2018 sonu itibariyle mükelleflerin birikmiş borcu, faiz ve cezalarla birlikte 409 milyar Türk Lirası olmuştur. Bu tutar 2019 yılı sonu itibariye 500 milyar TL’yi aşacağını söyleyebiliriz. SSK primleri de dahil olduğunda rakam daha da artmaktadır. Yukarıda yaptığımız açıklamalar ve geçmiş uygulamalar, yeniden yapılandırma yapılmasını zorunlu kılmaktadır.
Ancak, vergi affına yönelik düzenlemelerin sıklığı, vergisini zamanında ödemeyen mükellefleri her dönem sonunda af beklentisi içine sokarak vergi ödeme mükellefiyetlerini zamanında yerine getirmemelerine yol açmaktadır.

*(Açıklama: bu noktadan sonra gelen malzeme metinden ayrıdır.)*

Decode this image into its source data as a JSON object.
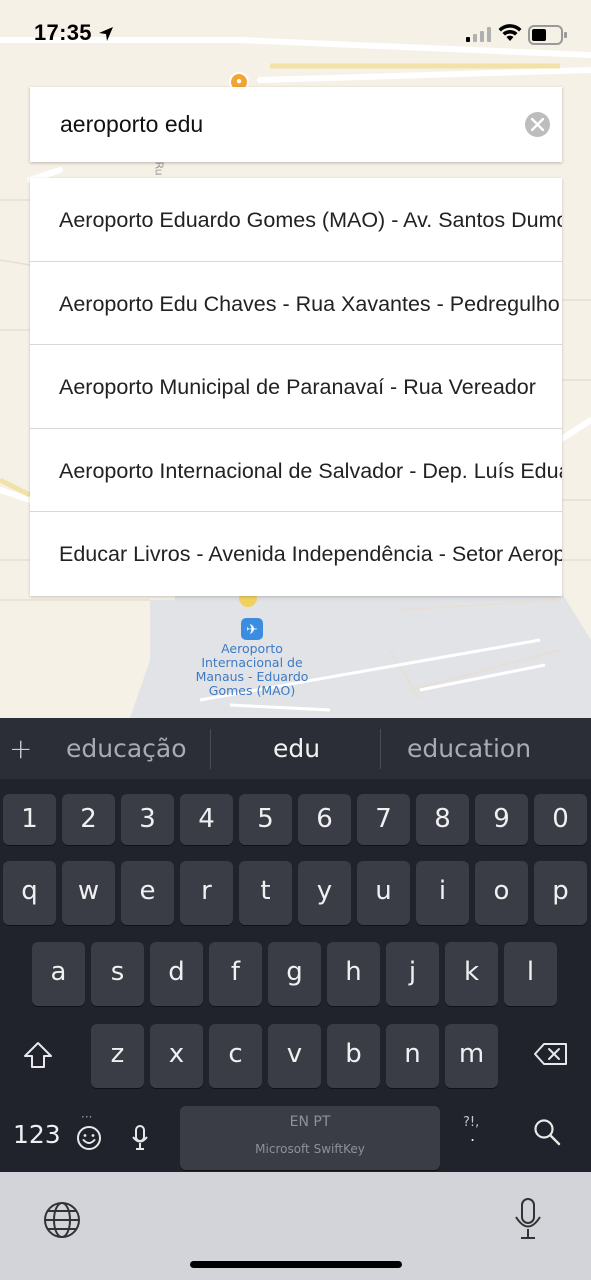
{
  "status_bar": {
    "time": "17:35"
  },
  "search": {
    "value": "aeroporto edu"
  },
  "suggestions": [
    {
      "label": "Aeroporto Eduardo Gomes (MAO) - Av. Santos Dumont"
    },
    {
      "label": "Aeroporto Edu Chaves - Rua Xavantes - Pedregulho"
    },
    {
      "label": "Aeroporto Municipal de Paranavaí - Rua Vereador"
    },
    {
      "label": "Aeroporto Internacional de Salvador - Dep. Luís Eduardo"
    },
    {
      "label": "Educar Livros - Avenida Independência - Setor Aeroporto"
    }
  ],
  "map": {
    "airport_label_lines": [
      "Aeroporto",
      "Internacional de",
      "Manaus - Eduardo",
      "Gomes (MAO)"
    ],
    "street_label": "Ru"
  },
  "keyboard": {
    "predictions": [
      "educação",
      "edu",
      "education"
    ],
    "plus": "+",
    "numbers": [
      "1",
      "2",
      "3",
      "4",
      "5",
      "6",
      "7",
      "8",
      "9",
      "0"
    ],
    "row1": [
      "q",
      "w",
      "e",
      "r",
      "t",
      "y",
      "u",
      "i",
      "o",
      "p"
    ],
    "row2": [
      "a",
      "s",
      "d",
      "f",
      "g",
      "h",
      "j",
      "k",
      "l"
    ],
    "row3": [
      "z",
      "x",
      "c",
      "v",
      "b",
      "n",
      "m"
    ],
    "numeric_switch": "123",
    "space_lang": "EN PT",
    "space_brand": "Microsoft SwiftKey",
    "punct": "?!,",
    "punct_dot": ".",
    "emoji_dots": "···"
  },
  "colors": {
    "accent": "#3b8de0",
    "keyboard_bg": "#20232b",
    "key_bg": "#3a3d46"
  }
}
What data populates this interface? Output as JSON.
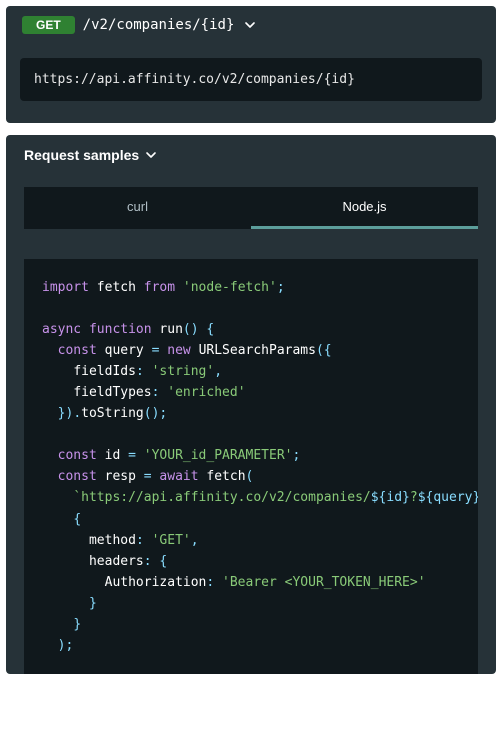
{
  "endpoint": {
    "method": "GET",
    "path": "/v2/companies/{id}",
    "full_url": "https://api.affinity.co/v2/companies/{id}"
  },
  "samples": {
    "title": "Request samples",
    "tabs": [
      {
        "label": "curl",
        "active": false
      },
      {
        "label": "Node.js",
        "active": true
      }
    ]
  },
  "code": {
    "kw_import": "import",
    "ident_fetch": "fetch",
    "kw_from": "from",
    "str_node_fetch": "'node-fetch'",
    "semi": ";",
    "kw_async": "async",
    "kw_function": "function",
    "ident_run": "run",
    "paren_empty": "()",
    "brace_open": "{",
    "kw_const": "const",
    "ident_query": "query",
    "eq": "=",
    "kw_new": "new",
    "ident_urlsp": "URLSearchParams",
    "paren_open": "(",
    "brace_open2": "{",
    "ident_fieldIds": "fieldIds",
    "colon": ":",
    "str_string": "'string'",
    "comma": ",",
    "ident_fieldTypes": "fieldTypes",
    "str_enriched": "'enriched'",
    "brace_close": "}",
    "paren_close": ")",
    "dot": ".",
    "ident_toString": "toString",
    "ident_id": "id",
    "str_id_param": "'YOUR_id_PARAMETER'",
    "ident_resp": "resp",
    "kw_await": "await",
    "ident_fetch2": "fetch",
    "tpl_open": "`",
    "tpl_body": "https://api.affinity.co/v2/companies/",
    "tpl_id": "${id}",
    "tpl_q": "?",
    "tpl_query": "${query}",
    "tpl_close": "`",
    "ident_method": "method",
    "str_get": "'GET'",
    "ident_headers": "headers",
    "ident_auth": "Authorization",
    "str_bearer": "'Bearer <YOUR_TOKEN_HERE>'"
  }
}
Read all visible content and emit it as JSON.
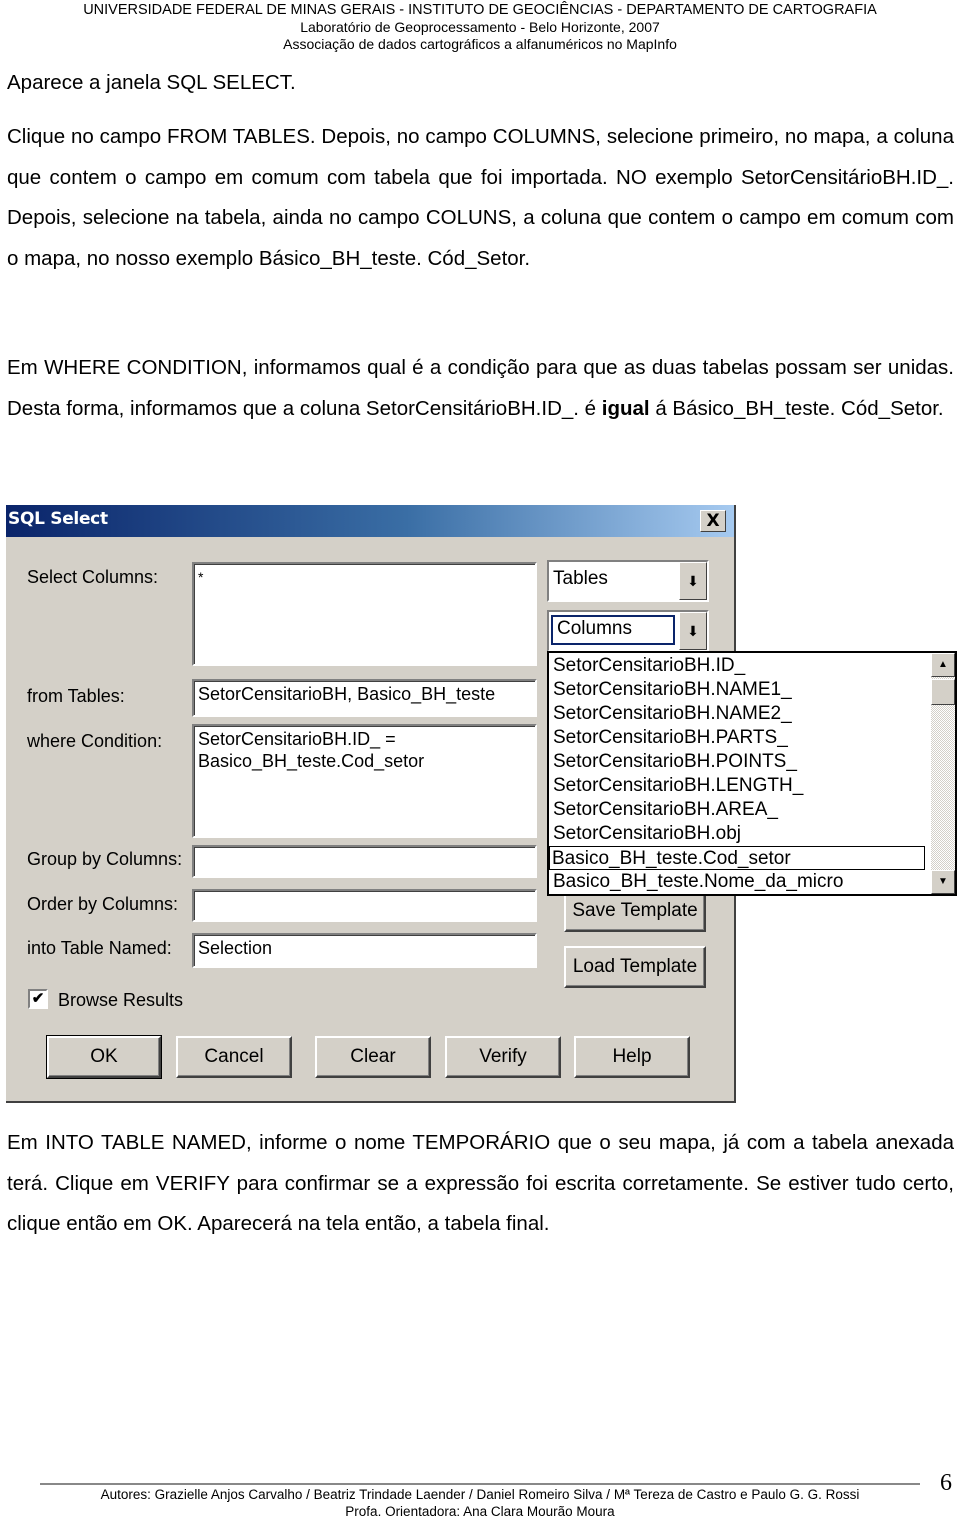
{
  "header": {
    "line1": "UNIVERSIDADE FEDERAL DE MINAS GERAIS - INSTITUTO DE GEOCIÊNCIAS - DEPARTAMENTO DE CARTOGRAFIA",
    "line2": "Laboratório de Geoprocessamento - Belo Horizonte, 2007",
    "line3": "Associação de dados cartográficos a alfanuméricos no MapInfo"
  },
  "paragraphs": {
    "p1": "Aparece a janela SQL SELECT.",
    "p2": "Clique no campo FROM TABLES. Depois, no campo COLUMNS, selecione primeiro, no mapa, a coluna que contem o campo em comum com tabela que foi importada. NO exemplo SetorCensitárioBH.ID_. Depois, selecione na tabela, ainda no campo COLUNS, a coluna que contem o campo em comum com o mapa, no nosso exemplo Básico_BH_teste. Cód_Setor.",
    "p3_start": "Em WHERE CONDITION, informamos qual é a condição para que as duas tabelas possam ser unidas. Desta forma, informamos que a coluna SetorCensitárioBH.ID_. é ",
    "p3_bold": "igual",
    "p3_end": " á Básico_BH_teste. Cód_Setor.",
    "p4": "Em INTO TABLE NAMED, informe o nome TEMPORÁRIO que o seu mapa, já com a tabela anexada terá. Clique em VERIFY para confirmar se a expressão foi escrita corretamente. Se estiver tudo certo, clique então em  OK. Aparecerá na tela então, a tabela final."
  },
  "dialog": {
    "title": "SQL Select",
    "close_label": "X",
    "labels": {
      "select_columns": "Select Columns:",
      "from_tables": "from Tables:",
      "where_condition": "where Condition:",
      "group_by": "Group by Columns:",
      "order_by": "Order by Columns:",
      "into_table": "into Table Named:",
      "browse_results": "Browse Results"
    },
    "values": {
      "select_columns": "*",
      "from_tables": "SetorCensitarioBH, Basico_BH_teste",
      "where_condition": "SetorCensitarioBH.ID_ =\nBasico_BH_teste.Cod_setor",
      "group_by": "",
      "order_by": "",
      "into_table": "Selection"
    },
    "browse_results_checked": true,
    "tables_combo": "Tables",
    "columns_combo": "Columns",
    "combo_arrow": "⬇",
    "columns_list": [
      "SetorCensitarioBH.ID_",
      "SetorCensitarioBH.NAME1_",
      "SetorCensitarioBH.NAME2_",
      "SetorCensitarioBH.PARTS_",
      "SetorCensitarioBH.POINTS_",
      "SetorCensitarioBH.LENGTH_",
      "SetorCensitarioBH.AREA_",
      "SetorCensitarioBH.obj",
      "Basico_BH_teste.Cod_setor",
      "Basico_BH_teste.Nome_da_micro"
    ],
    "selected_column": "Basico_BH_teste.Cod_setor",
    "buttons": {
      "save_template": "Save Template",
      "load_template": "Load Template",
      "ok": "OK",
      "cancel": "Cancel",
      "clear": "Clear",
      "verify": "Verify",
      "help": "Help"
    }
  },
  "footer": {
    "authors": "Autores: Grazielle Anjos Carvalho / Beatriz Trindade Laender / Daniel Romeiro Silva / Mª Tereza de Castro e Paulo G. G. Rossi",
    "advisor": "Profa. Orientadora: Ana Clara Mourão Moura",
    "page_number": "6"
  }
}
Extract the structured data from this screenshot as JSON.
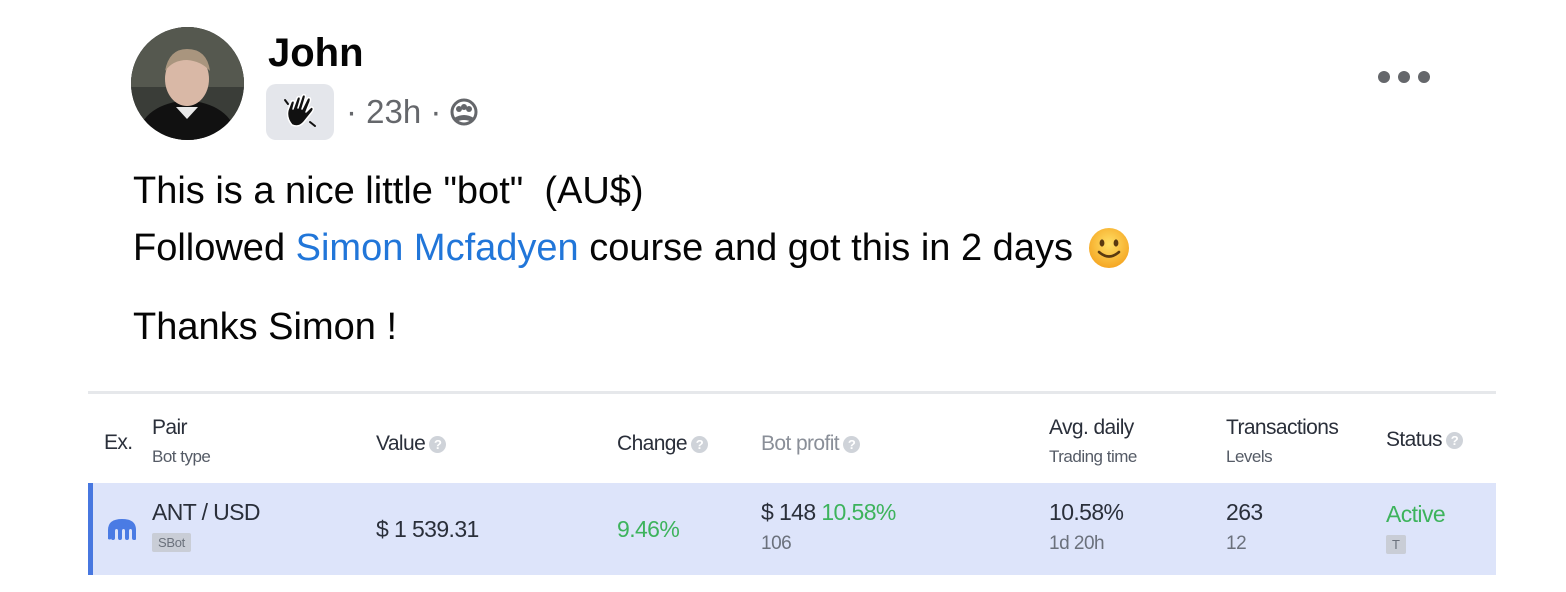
{
  "post": {
    "author": "John",
    "time": "· 23h ·",
    "badge_icon": "waving-hand-icon",
    "audience_icon": "group-members-icon",
    "more_icon": "more-options-icon",
    "line1": "This is a nice little \"bot\"  (AU$)",
    "line2_before": "Followed ",
    "line2_mention": "Simon Mcfadyen",
    "line2_after": " course and got this in 2 days",
    "line2_emoji": "slightly-smiling-face-icon",
    "line3": "Thanks Simon !"
  },
  "table": {
    "headers": {
      "ex": "Ex.",
      "pair": "Pair",
      "pair_sub": "Bot type",
      "value": "Value",
      "change": "Change",
      "bot_profit": "Bot profit",
      "avg_daily": "Avg. daily",
      "avg_daily_sub": "Trading time",
      "transactions": "Transactions",
      "transactions_sub": "Levels",
      "status": "Status",
      "help_glyph": "?"
    },
    "row": {
      "exchange_icon": "kraken-exchange-icon",
      "pair": "ANT / USD",
      "bot_type": "SBot",
      "value": "$ 1 539.31",
      "change": "9.46%",
      "bot_profit": "$ 148",
      "bot_profit_pct": "10.58%",
      "bot_profit_sub": "106",
      "avg_daily": "10.58%",
      "trading_time": "1d 20h",
      "transactions": "263",
      "levels": "12",
      "status": "Active",
      "status_tag": "T"
    },
    "colors": {
      "row_bg": "#dde4fa",
      "row_accent": "#4777e0",
      "positive": "#3db35c",
      "mention": "#2176d9"
    }
  }
}
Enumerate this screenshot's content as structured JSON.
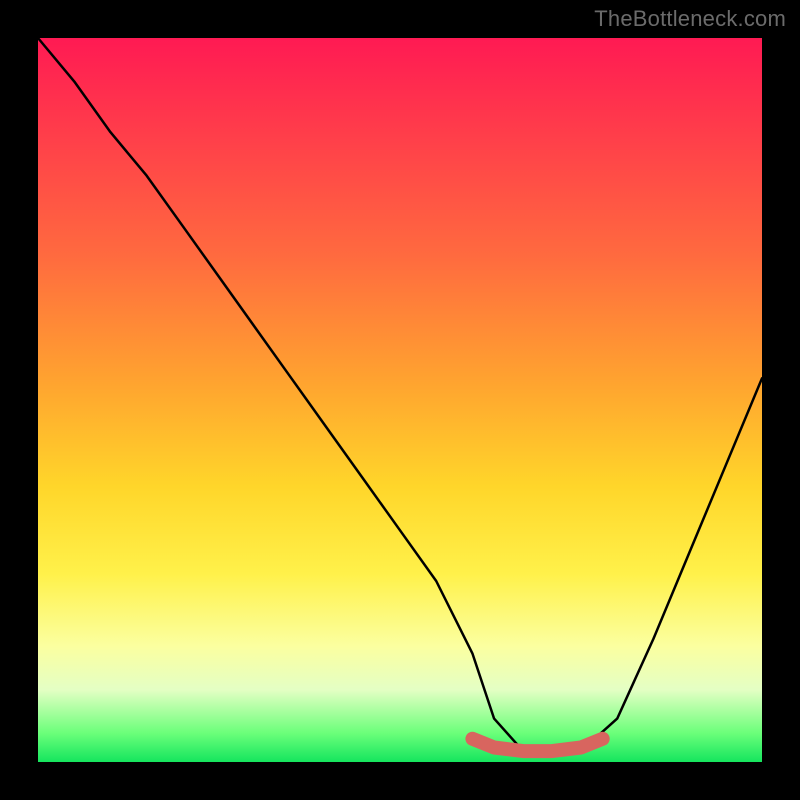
{
  "watermark": "TheBottleneck.com",
  "chart_data": {
    "type": "line",
    "title": "",
    "xlabel": "",
    "ylabel": "",
    "xlim": [
      0,
      100
    ],
    "ylim": [
      0,
      100
    ],
    "series": [
      {
        "name": "curve",
        "x": [
          0,
          5,
          10,
          15,
          20,
          25,
          30,
          35,
          40,
          45,
          50,
          55,
          60,
          63,
          67,
          71,
          75,
          80,
          85,
          90,
          95,
          100
        ],
        "values": [
          100,
          94,
          87,
          81,
          74,
          67,
          60,
          53,
          46,
          39,
          32,
          25,
          15,
          6,
          1.5,
          1.2,
          1.5,
          6,
          17,
          29,
          41,
          53
        ]
      }
    ],
    "highlight": {
      "name": "bottom-band",
      "color": "#d8655f",
      "x": [
        60,
        63,
        67,
        71,
        75,
        78
      ],
      "values": [
        3.2,
        2.0,
        1.5,
        1.5,
        2.0,
        3.2
      ]
    }
  }
}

Aynı zamanda bu durum, vergisini zamanında ödeyen mükellefler üzerinde olumsuz etkiler yaratmaktadır.
Yeniden yapılandırma düzenlemesi getirilmeli Ancak vergi ve sgk asıllarından vazgeçilmeyerek; matrah artırımı, stok affı, kasa ve ortaklardan alacaklar hesabı, vergi ve sgk cezalarında indirim, kamu alacaklarının yeniden yapılandırılması, vergi cezasına ilişkin davalarda af gibi kümülatif bir düzenlemenin dahil edilerek geniş kapsamlı bir düzenleme yapılması gerekirdi.